Note also that the “running-in-my-home-office” nature of this means that there are zero guarantees for uptime on the site; any time I want to move the box, if I’m on vacation, if the fan gets irritating, anything like that and I’ll either turn it off or reduce the frequency with which it runs.
Limitations
I think the biggest limitation is that it doesn’t really work all that well. It does do the classification of the stories, and the classifications are usually quite reasonable, but it’s hard to get it to do something consistent that I fully agree with.
In particular, my raison d’ĂȘtre of figuring out which are the AI stories didn’t really work out that well, because it tends to be a bit more wordy and drop things I would think of as being just “AI” into finer groups such as “AI Development”, “AI IDEs”, “LLM tooling”, and so on.
I have a few possible approaches in mind to try to squash that down to something sane, but for now I’ll just run with it - they’re not totally crazy distinctions at least.
After
The reason I was wondering about categories in the first place was that I was trying to create a plausible list of bandwagons that the IT industry has leapt aboard over the last 25 years or so. Things like LLMs are just the latest in a long line that included things like minicomputers, microprocessors, Multimedia CD ROMs, Bitcoin, NFTs, Internet of Things, and so on. That’s not to cast aspersions on these things necessarily; there’s no doubt at all that “the web” and “ecommerce” were in that list and they clearly had a lasting impact.
I thought it would be interesting to validate my plausible list by seeing what categories were highly visible to the Hacker News crowd during its reign. This will no doubt be a bit off base, with things like that Erlang incident that we don’t talk about, but it ought to give me a feel for whether I’m completely deluded with the topics in my list.
So at some point, when hntags is categorising to my satisfaction, that article will probably be based on the same logic that I’m using here.
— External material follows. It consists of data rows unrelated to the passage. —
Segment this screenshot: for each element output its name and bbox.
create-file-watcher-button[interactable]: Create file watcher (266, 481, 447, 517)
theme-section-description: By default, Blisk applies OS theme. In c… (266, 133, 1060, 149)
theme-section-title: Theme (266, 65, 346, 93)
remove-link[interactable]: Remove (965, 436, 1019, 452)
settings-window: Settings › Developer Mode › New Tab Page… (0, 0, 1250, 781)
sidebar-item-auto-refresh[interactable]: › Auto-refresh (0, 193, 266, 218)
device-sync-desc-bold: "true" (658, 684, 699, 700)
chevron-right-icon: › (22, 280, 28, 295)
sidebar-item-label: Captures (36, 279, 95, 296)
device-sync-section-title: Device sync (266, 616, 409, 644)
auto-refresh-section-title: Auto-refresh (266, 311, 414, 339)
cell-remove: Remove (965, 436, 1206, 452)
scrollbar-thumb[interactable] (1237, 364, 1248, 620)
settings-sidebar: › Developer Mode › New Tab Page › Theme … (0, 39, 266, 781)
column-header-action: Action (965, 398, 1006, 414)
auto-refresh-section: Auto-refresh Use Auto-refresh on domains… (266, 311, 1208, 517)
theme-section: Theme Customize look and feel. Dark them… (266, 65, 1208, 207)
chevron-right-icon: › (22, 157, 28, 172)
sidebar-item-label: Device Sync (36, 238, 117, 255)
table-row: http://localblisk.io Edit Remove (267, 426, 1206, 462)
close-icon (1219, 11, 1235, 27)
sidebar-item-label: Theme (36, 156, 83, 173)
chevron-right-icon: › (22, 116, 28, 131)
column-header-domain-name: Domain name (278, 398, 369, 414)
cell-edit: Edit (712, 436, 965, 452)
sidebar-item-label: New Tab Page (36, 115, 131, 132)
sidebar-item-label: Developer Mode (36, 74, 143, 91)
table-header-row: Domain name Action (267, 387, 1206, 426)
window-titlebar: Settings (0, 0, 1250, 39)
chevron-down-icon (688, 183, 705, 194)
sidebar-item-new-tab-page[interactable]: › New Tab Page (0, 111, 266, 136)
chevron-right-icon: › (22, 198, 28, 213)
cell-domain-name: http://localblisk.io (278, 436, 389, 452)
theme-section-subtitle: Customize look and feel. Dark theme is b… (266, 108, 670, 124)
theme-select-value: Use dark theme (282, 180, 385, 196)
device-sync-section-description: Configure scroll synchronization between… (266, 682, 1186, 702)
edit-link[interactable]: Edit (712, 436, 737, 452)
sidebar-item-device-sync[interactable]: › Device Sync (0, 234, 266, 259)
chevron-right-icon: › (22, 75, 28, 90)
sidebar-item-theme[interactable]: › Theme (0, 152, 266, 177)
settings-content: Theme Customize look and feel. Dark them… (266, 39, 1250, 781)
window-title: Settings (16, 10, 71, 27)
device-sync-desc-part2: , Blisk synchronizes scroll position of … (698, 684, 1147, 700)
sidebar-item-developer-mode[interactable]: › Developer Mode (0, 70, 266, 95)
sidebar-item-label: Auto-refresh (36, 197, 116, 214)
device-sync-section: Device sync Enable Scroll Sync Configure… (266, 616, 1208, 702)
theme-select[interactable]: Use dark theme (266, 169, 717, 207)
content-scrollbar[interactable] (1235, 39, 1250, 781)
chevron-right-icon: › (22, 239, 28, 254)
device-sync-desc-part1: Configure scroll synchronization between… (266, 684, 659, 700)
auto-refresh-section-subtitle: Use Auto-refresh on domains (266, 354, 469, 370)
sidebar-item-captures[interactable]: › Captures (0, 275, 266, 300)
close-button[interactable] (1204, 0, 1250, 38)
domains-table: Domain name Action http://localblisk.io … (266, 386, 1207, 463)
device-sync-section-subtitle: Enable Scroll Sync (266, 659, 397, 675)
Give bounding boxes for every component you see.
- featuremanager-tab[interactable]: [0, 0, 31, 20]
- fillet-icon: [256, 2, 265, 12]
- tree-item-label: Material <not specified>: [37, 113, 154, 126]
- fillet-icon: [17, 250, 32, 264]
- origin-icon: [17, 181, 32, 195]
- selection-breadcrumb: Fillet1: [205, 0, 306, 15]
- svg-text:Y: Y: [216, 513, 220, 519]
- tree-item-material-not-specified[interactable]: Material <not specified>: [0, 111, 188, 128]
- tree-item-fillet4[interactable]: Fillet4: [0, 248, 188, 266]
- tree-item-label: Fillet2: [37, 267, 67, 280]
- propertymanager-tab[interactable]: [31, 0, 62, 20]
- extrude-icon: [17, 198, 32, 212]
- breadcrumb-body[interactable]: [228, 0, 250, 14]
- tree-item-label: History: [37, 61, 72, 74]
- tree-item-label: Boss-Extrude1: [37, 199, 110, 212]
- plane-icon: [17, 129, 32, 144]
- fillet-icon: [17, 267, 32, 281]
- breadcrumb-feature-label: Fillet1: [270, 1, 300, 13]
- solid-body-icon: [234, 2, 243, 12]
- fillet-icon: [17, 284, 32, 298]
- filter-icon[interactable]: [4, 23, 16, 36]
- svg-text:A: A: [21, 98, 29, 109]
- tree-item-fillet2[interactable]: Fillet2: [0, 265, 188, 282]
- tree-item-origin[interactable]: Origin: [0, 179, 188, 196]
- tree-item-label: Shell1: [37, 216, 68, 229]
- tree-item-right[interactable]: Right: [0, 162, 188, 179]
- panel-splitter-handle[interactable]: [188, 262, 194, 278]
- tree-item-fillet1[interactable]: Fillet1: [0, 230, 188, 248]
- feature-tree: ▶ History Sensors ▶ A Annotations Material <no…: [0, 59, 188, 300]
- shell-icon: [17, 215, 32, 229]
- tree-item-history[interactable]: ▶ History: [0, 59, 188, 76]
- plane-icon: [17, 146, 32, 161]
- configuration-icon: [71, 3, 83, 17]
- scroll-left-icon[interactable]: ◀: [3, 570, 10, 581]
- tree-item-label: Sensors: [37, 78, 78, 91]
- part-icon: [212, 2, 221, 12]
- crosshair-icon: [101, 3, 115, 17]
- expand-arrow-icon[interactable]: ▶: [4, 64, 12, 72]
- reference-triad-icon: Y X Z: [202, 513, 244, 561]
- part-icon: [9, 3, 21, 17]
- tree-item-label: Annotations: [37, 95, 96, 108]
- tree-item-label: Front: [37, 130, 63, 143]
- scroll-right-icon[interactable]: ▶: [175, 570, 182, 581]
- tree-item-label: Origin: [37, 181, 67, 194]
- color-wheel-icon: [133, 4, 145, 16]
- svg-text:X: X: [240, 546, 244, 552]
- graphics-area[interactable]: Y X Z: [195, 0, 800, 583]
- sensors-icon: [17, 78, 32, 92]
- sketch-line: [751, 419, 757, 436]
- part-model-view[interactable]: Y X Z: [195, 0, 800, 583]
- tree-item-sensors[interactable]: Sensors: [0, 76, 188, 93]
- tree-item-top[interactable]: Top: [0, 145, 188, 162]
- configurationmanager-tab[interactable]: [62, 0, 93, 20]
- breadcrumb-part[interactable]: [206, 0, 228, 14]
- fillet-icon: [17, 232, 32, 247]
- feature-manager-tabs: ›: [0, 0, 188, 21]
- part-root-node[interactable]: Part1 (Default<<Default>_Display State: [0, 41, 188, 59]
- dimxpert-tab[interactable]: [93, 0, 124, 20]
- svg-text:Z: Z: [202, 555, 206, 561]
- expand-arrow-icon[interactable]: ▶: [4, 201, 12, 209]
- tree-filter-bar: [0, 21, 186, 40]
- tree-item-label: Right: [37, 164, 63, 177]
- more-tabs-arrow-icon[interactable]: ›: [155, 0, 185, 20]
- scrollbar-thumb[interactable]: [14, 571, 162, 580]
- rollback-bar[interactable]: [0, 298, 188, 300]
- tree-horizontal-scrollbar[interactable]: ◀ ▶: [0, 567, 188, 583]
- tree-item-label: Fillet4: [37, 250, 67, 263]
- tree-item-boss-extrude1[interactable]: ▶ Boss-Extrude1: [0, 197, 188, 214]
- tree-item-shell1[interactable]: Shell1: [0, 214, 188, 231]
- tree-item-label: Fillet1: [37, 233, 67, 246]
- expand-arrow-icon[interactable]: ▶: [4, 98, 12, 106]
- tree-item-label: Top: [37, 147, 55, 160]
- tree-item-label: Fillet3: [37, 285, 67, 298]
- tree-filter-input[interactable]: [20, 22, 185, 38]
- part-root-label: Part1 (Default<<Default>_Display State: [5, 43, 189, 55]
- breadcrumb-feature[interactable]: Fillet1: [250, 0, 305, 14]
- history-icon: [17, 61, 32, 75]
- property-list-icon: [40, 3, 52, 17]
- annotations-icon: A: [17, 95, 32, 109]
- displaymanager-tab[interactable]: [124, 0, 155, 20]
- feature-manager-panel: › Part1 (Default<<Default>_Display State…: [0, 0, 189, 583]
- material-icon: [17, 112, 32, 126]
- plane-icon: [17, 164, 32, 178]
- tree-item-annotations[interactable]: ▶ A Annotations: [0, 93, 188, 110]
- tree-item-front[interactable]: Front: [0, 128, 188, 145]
Don’t hold your breath though. Oooh, I saw a shiny thing…
Python
So how am I doing with the Python stuff? Well, my code’s not going to win any awards, but I’m getting a better understanding of python syntax, have a bit of understanding of what the idiomatic way to do stuff is (list comprehensions are quite cool), and I’m sort of getting to grips with the packaging mechanisms. I wouldn’t want to write any commercial code just yet, but I feel like I’m getting there. uv seems quite nice for what it’s worth.
Resources
The main resource for this project is the Github repository and its README. That includes a section on Weaknesses, Fear, Uncertainty, Doubt which is essentially a stream-of-consciousness dump on where this is and where it’s going.